The Beguiled

There are certain types of films where the filmmakers do not provide windows into the characters’ souls, or at least not windows with clear glass.  There are no flashbacks or long speeches detailing formative events in childhood.  They don’t explain themselves or their motivations in any way.  The audience is left to speculate on such things or to be content with a main character or two being a cipher.  These films can be difficult because it often takes an effort to emphasize with or even understand such characters.  It’s like listening to atonal music; you have to pay close attention.

Whether or not the film is a success depends on if enough people think the effort is worth it.

It’s 1863 and the Civil War is raging near the Miss Martha Farnsworth’s Seminary for Young Ladies, a genteel girls’ boarding school in rural Virginia.  This institution is run by Miss Martha, played by Nicole Kidman with the help of Miss Edwina, played by Kirsten Dunst.  Because of the war there are only six girls residing at the school and they are only there because their families decided it was too dangerous to bring them home.  But battles are being fought scant miles away from the school and Union soldiers have been marauding in the area.  They’ve already stolen the school’s chickens.  Most of the girls regard Union soldiers as monstrous rapists and murderers.

One of the school’s younger students, Amy, played by Oona Laurence, is out looking for mushrooms in the forest and discovers a Union soldier with a bad leg wound.  He is Corporal John McBurney, played by Colin Ferrell.  Amy brings him back to the school.  After much debate Miss Martha and Miss Edwina decide to not inform the Confederate troops who regularly patrol the area about Corporal McBurney.  They tell themselves that he’ll die soon anyway and poses no threat.  But even at this early stage the justification seems thin.

Thanks to the two women’s ministrations McBurney starts to recover.  At first he is thankful and polite.  Once he is able he begins to do chores around the school in order to pull his own weight.  He forms relationships with the girls, especially Amy.  But then he begins to make advances to Miss Edwina, who is guarded and cautious at first even though McBurney appears to be sincere.

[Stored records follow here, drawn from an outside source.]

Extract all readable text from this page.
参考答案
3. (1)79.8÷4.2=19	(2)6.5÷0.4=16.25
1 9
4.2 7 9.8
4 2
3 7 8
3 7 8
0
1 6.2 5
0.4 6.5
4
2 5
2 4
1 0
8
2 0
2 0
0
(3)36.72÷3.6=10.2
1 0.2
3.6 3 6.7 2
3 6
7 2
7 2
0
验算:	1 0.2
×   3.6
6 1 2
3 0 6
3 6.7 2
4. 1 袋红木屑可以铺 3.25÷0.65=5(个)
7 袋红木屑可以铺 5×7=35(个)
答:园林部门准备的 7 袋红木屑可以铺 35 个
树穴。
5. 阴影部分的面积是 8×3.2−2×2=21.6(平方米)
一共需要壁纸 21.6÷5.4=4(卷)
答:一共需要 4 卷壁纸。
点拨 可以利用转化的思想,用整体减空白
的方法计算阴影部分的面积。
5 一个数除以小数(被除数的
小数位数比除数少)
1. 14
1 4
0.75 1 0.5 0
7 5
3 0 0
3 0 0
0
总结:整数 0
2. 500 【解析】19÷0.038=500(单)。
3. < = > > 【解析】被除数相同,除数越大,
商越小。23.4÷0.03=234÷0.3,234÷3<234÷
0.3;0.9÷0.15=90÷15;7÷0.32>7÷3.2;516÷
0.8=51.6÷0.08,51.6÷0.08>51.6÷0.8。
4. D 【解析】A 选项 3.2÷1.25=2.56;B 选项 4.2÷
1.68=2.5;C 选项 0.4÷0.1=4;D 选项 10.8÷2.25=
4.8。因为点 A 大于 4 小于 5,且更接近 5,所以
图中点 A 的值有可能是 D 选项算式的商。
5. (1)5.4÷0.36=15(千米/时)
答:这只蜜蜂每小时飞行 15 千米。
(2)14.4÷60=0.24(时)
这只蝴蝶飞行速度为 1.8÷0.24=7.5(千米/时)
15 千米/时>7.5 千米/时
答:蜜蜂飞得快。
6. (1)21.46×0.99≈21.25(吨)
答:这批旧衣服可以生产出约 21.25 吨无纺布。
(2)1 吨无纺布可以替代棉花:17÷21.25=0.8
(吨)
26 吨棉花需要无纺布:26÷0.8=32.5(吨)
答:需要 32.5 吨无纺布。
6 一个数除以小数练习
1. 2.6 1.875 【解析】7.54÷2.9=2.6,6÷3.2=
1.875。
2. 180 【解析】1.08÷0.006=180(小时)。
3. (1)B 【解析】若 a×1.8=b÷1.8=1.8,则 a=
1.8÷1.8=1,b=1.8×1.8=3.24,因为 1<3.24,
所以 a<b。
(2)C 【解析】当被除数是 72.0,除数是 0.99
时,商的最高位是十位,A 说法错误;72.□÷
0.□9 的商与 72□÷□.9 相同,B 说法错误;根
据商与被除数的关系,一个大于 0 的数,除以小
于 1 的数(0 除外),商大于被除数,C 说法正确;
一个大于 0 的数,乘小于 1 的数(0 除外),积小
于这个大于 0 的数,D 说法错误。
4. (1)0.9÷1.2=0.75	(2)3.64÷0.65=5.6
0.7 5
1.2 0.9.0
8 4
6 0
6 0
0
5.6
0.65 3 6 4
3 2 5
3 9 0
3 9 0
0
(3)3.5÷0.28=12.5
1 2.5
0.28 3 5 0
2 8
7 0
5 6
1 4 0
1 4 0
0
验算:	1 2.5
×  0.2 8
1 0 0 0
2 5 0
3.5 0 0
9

Problems begin when Miss Martha falls for him as well and Alicia, played by Elle Fanning, one of the older students in her late teens also enters the competition for his affections.

The Beguiled is a remake of a 1971 Clint Eastwood/Don Siegel film of the same name.  I haven’t seen it but according to Wikipedia Siegel said that it, “deals with the themes of sex, violence and vengeance and was based around, ‘the basic desire of women to castrate men.’”  Such misogyny was par for the course in filmmaking at that time.  Sofia Coppola, the director of the 2017 version was drawn to the remake to tell the same story from a female viewpoint.  At some point I would like to read a compare and contrast article.

It is a pretty film, well-acted, especially by the leads.  Although, as I indicated earlier, it is somewhat emotionally opaque. The only things you know about the characters is that McBurney joined the Union army straight off the boat from Ireland because he had no money.  Also he’s not the bravest man around.  And we also know that Miss Edwina is very unhappy at the school.

There’s a flaw in the script, which is by Sofia Coppola, as well.  It takes a while for the central conflict to manifest.  I suppose there are subtle things happening that are building tension during the first forty-five minutes to an hour but they really didn’t work in the intended way and they don’t advance the plot.  Everything at the school is going along as well as can be expected.

One quibble I have is that the presence of Spanish Moss in the trees is a very important visual symbol.  The opening shot is of a dirt road with a canopy of moss covered trees suspended over it, a soft-edged tunnel symbolizing our entry into the female world.  I live in North Carolina and it gets too cold here for Spanish Moss to survive.  You certainly don’t see it in Virginia.  But that’s obviously a minor complaint.

I think that like the characters, my reaction to this movie was muted and mysterious.  The film left me unmoved.  Or, to give it the benefit of the doubt, it’s a good film but simply not for me.